At the Battery Show North America, a panel of leaders addressed North America’s lithium supply challenges, and talked about signs that aggressive movement from companies and governments will address them.

Moderator James Frith, a Principal with Volta Energy Technologies, opened by laying out the extreme challenges, including the fact that a decade ago, 75 percent of the world’s lithium supply came from China, Chile, and Australia. “By 2030,” he said, those countries’ share of all supply will be less than 50.

He laid out an even more stark number: That next year, there will be roughly 850 GWh of demand in the North American lithium marketplace, but only 350 GWh of supply.

And because it is so important, from both geopolitical and supply-efficiency perspectives, for more North American-based lithium supply for the rapidly advancing EV market, it may be surprising that companies think the challenge can be met.

Mujeeb Ijaz, Founder and CEO of battery manufacturer Our Next Energy, expressed optimism. “We’re in a rapidly evolving story,” he said. “I think we’re going to cure the gap in a matter of years. In just one year, we’ve seen 15 factories announced and $70 billion in investments. I think next year [will only see that number grow].”

Ijaz also said that managing the lithium supply alone was only a partial solution. As more companies like his bring non-lithium-based batteries to market, it will help alleviate the demand bubble. “Demand management must be part of the solution,” he said.

And Robert Privette, cathode supplier Umicore’s Business Development Manager, said he didn’t think all this need would cause an unsustainable increase in lithium prices. “We just can’t afford to have more expensive lithium,” he said. “We just can’t afford the margins.” That means firms will rush in to help meet demand and keep prices down.
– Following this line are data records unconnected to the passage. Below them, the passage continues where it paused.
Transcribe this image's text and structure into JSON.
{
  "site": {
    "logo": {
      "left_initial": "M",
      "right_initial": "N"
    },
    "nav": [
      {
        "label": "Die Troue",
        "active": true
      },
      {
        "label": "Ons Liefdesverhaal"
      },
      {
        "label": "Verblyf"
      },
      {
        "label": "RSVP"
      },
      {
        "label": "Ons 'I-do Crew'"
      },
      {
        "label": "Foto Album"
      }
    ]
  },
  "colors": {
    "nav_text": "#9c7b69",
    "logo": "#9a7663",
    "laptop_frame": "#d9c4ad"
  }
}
Moderator James Frith of Volta Energy Technologies and panelist Mujeeb Ijaz, Founder and CEO of Our Next Energy.

Privette was also one of the majority of panelists who said maintaining a diverse supplier list was key. One such drawback of a single supplier: What if the supplier can’t deliver lithium of the proper purity for batteries? There must be other suppliers to draw from.

Frith added that, as OEMs begin to contract directly with second-tier mining companies he called “junior miners,” it was just impossible that they will all be able to provide the proper purity.

With regard to mining, Ford Senior Manager of Value Chain and Quality Rakesh Nahta said that like other aspects of the supply chain, it requires the efforts and investments of companies like his, government and other suppliers like cathode makers. He mentioned that the level of investment would be in the billions of dollars. “You cannot expect just one supply chain book to do this. So this has to be managed by all parties.”

Kevin Rhodes, Vice President of Batteries and Advanced Fuels at Caterpillar, said having North American and even local suppliers online had an additional benefit, of making policy work easier. “Local suppliers are a big deal in helping us influence local and regional policy interactions,” he said.

Also on the panel was Hideki Ozawa, Vice President of Lithium Hydroxide for Albermarle Energy Storage.